Padhu Seshaiyer honored with Council on Undergraduate Research Inclusivity Award

headshot of a man with glasses
Padmanabhan Seshaiyer. Photo by Creative Services

George Mason University’s Padmanabhan Seshaiyer was recently named the winner of the 2022 Inclusivity Award presented by the Mathematics and Computer Sciences Division of the Council on Undergraduate Research (CUR).

Seshaiyer, a professor of mathematics within the College of Science, called the recognition of his efforts to achieve greater inclusion in STEM “very satisfying.”

“This award helps to recognize my commitment to continuously drive forward and practicing positive change across all teams and organizations I work with, bringing inclusion to the next level for ourselves and the students we serve,” he said. “I am happy that I am able to continue to create inclusive and equitable opportunities that help to contribute to both Mason's inclusive mission and purpose as well as the broader Mathematics and Computer Science Community.”

The Inclusivity Award is bestowed annually to a member who has shown excellence and sustainable work to broaden access to mathematics and/or computer science, with a focus on implementation of real-world research projects for undergraduate students, according to the CUR website. A desirable contribution would be one that influences the community in a significant and positive way on a national scale, or has the potential do so, especially engaging a wider audience, similar to the National Science Foundation’s broader impacts.

“Dr. Seshaiyer is such a distinguished researcher and an outstanding scholar,” said Haseeb A. Kazi, the chair of the CUR’s mathematics and computer science division. “We are so very much proud and fortunate to have him as a worthy colleague in our division!”

Seshaiyer has long worked to promote inclusion efforts in STEM that create safe environments where students and faculty can contribute diverse perspectives.

His Project MOST (Mason Outreach in STEM for Teachers) helped establish a new generation of K-12 teacher leaders who help disseminate best practices in integrated STEM education to improve student learning. The program educates teacher participants about the learning characteristics of underrepresented populations, awareness of cultural differences, understanding of students with multiple learning styles, and the use of equitable and non-biased assessments. It also has helped teachers to recognize their own biases, enlightening them about local communities, and recognizing how talents appear in various cultures. Project MOST also helped create an inclusive STEM curriculum to provide effective pedagogical and instructional approaches through culturally responsive teaching, learning materials, STEM-lab activities to support the learning by doing, performance-based assessments that are both formative and summative.

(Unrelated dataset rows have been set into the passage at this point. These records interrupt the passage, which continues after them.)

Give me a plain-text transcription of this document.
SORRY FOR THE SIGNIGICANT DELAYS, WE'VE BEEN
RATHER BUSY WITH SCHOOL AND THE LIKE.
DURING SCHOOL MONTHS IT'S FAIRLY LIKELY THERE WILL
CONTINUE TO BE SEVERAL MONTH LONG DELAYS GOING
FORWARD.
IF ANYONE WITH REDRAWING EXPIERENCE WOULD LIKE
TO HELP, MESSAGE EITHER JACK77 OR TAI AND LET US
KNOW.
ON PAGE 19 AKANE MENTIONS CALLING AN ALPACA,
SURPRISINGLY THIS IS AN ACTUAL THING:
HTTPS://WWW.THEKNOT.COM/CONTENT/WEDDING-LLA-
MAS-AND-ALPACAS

“This helps to increase innovation, productivity, higher likelihood of STEM success, which in turn helps to promote economic growth and STEM competitiveness,” Seshaiyer said. “While the number of people from under-represented groups in the STEM workforce has grown over the past decade, I strongly believe that STEM programs that are designed to be inclusive will help with much faster increases that are greatly needed for the STEM workforce to be representative of the U.S. population in the next decade.”

Fernando Miralles-Wilhelm, the dean of the College of Science, lauded Seshaiyer for his efforts.

“The work of promoting social justice is not easy,” said Miralles-Wilhelm, “yet it is vitally important and we appreciate Padhu for his efforts to establish a number of the college’s access, justice, equity, diversity and inclusion-focused outreach efforts.”

The Mathematics and Computer Sciences Division of the Council on Undergraduate Research supports research in mathematics, computer science, and associated disciplines of informatics, cybersecurity, data science, statistics and actuarial science.